Prefácio: O tempo estimado para a leitura desse texto é de 10 minutos; se for admirar as figuras também, sobe para 11 minutos; se for ver só as figuras, em 20 segundos termina, mas ficará sem saber sobre essa epopeia.
Quem diria...?
Moçada da jogatina, aquele dia chegou. É algo tão inerente ao
hobby que, se isso nunca te acontecer, você
não será um
boardgamer completo. Eu estou falando de levar os jogos de tabuleiro para morar em outro lugar com você (e não esqueça dos seus entes queridos, por favor).
(!!!)
Faça como
Hyldon e
jogue suas mãos para o céu e agradeça se acaso não tiver que mudar de casa. E nem é por conta dos jogos a serem carregados. A menos que você só tenha uma
mala e cuia (ou seja uma pessoa
ryca), o
trampo é enorme de qualquer jeito.
A
minha historinha de hoje é sobre como eu transportei a minha coleção ao me mudar no ano passado...

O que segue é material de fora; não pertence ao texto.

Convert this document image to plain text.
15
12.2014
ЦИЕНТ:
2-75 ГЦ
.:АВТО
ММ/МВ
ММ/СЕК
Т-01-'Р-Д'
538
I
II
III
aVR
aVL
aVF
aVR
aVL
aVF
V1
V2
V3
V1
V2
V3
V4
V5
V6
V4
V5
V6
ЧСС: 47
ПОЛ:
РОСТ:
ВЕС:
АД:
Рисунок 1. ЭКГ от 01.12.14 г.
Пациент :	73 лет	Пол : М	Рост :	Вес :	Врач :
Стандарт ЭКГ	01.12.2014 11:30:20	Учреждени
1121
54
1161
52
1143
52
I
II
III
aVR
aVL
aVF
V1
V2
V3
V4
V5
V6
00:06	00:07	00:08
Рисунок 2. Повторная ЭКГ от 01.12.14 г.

duas vezes. A primeira delas foi para outra cidade no mesmo estado. A segunda vez foi para outra cidade a dois estados de distância. Mas eu e a
minha Digníssima conseguimos fazer isto; e
tudo chegou intacto,
exceto por um
split corner — o famoso
amassadinho no canto da caixa — de um único jogo (
Kick-Ass: The Board Game apanhando é praxe).
Eu sei o que vocês fizeram no verão passado.

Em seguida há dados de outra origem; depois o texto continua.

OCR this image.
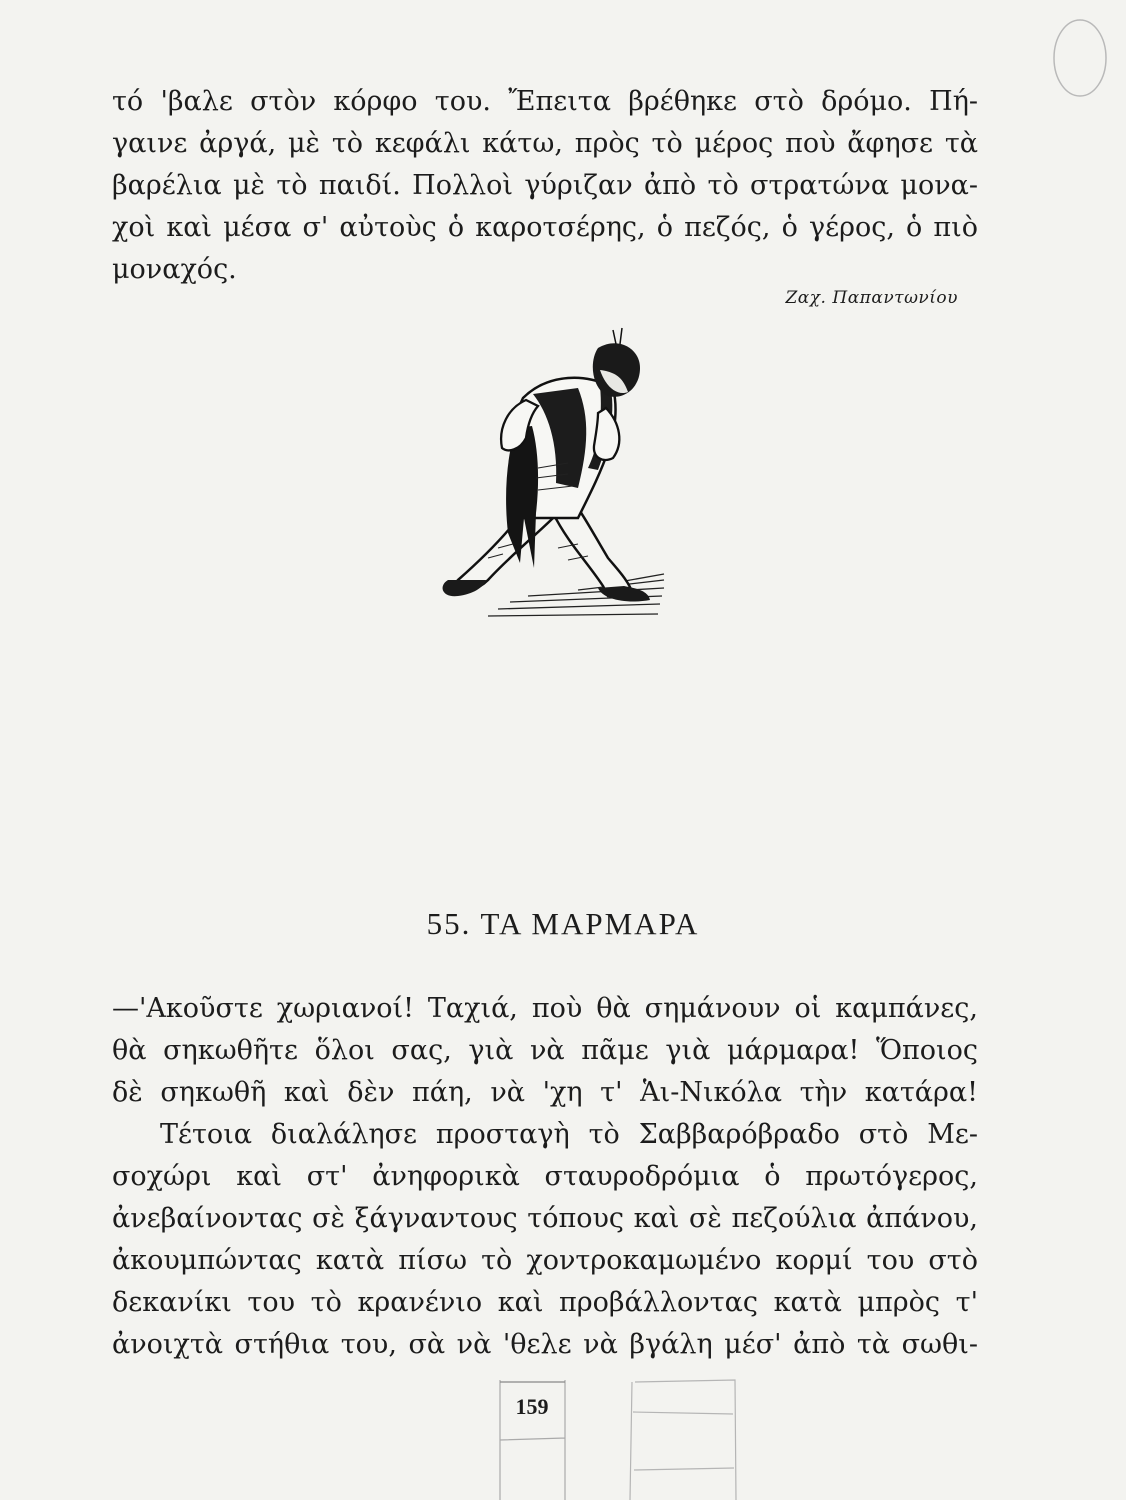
τό 'βαλε στὸν κόρφο του. Ἔπειτα βρέθηκε στὸ δρόμο. Πή-
γαινε ἀργά, μὲ τὸ κεφάλι κάτω, πρὸς τὸ μέρος ποὺ ἄφησε τὰ
βαρέλια μὲ τὸ παιδί. Πολλοὶ γύριζαν ἀπὸ τὸ στρατώνα μονα-
χοὶ καὶ μέσα σ' αὐτοὺς ὁ καροτσέρης, ὁ πεζός, ὁ γέρος, ὁ πιὸ
μοναχός.
Ζαχ. Παπαντωνίου
55. ΤΑ ΜΑΡΜΑΡΑ
—'Ακοῦστε χωριανοί! Ταχιά, ποὺ θὰ σημάνουν οἱ καμπάνες,
θὰ σηκωθῆτε ὅλοι σας, γιὰ νὰ πᾶμε γιὰ μάρμαρα! Ὅποιος
δὲ σηκωθῆ καὶ δὲν πάη, νὰ 'χη τ' Ἁι-Νικόλα τὴν κατάρα!
Τέτοια διαλάλησε προσταγὴ τὸ Σαββαρόβραδο στὸ Με-
σοχώρι καὶ στ' ἀνηφορικὰ σταυροδρόμια ὁ πρωτόγερος,
ἀνεβαίνοντας σὲ ξάγναντους τόπους καὶ σὲ πεζούλια ἀπάνου,
ἀκουμπώντας κατὰ πίσω τὸ χοντροκαμωμένο κορμί του στὸ
δεκανίκι του τὸ κρανένιο καὶ προβάλλοντας κατὰ μπρὸς τ'
ἀνοιχτὰ στήθια του, σὰ νὰ 'θελε νὰ βγάλη μέσ' ἀπὸ τὰ σωθι-
159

O primeiro lugar que eu consultei para
obter dicas para essa empreitada, lógico, foi aqui na Ludopedia. Encontrei o anúncio de
um jogo com o tema “mudança” do consagrado
Uwe Rosenberg (junto com Marianne Waage), baseado em
Patchwork. Mas isso não ajudaria.
Garimpando mais, encontrei
três tópicos relevantes (
esse,
esse e
esse também) e que deram umas
sugestões bacanas e outras
malucas (um cara disse que só passou plástico-filme nas estantes e foi-se embora; acredite se quiser). Apesar de muitas opiniões, nenhuma delas dava muitos detalhes (talvez porque eles não existissem).
Ainda bem, certa feita eu tive a “brilhante ideia” de transportar
quase 20 jogos para as férias. Fiz isso algumas vezes e
redigi um post aqui na Ludopedia a esse respeito. Como todos
os jogos sobreviveram com louvor as
indas e vindas, ficou um pouco mais simples organizar a mudança. Porém, ainda havia muita coisa a considerar, tudo baseado numa
singela pergunta: como evitar que o pessoal da transportadora
moesse os preciosos e bem conservados 64 jogos?*
*Nota: cabe explicar que, na nossa situação, o transporte por carro estava fora de cogitação.
Quando crianças, não nos importamos com o estado do jogo (nem se tem todas as peças); já quando ficamos adultos...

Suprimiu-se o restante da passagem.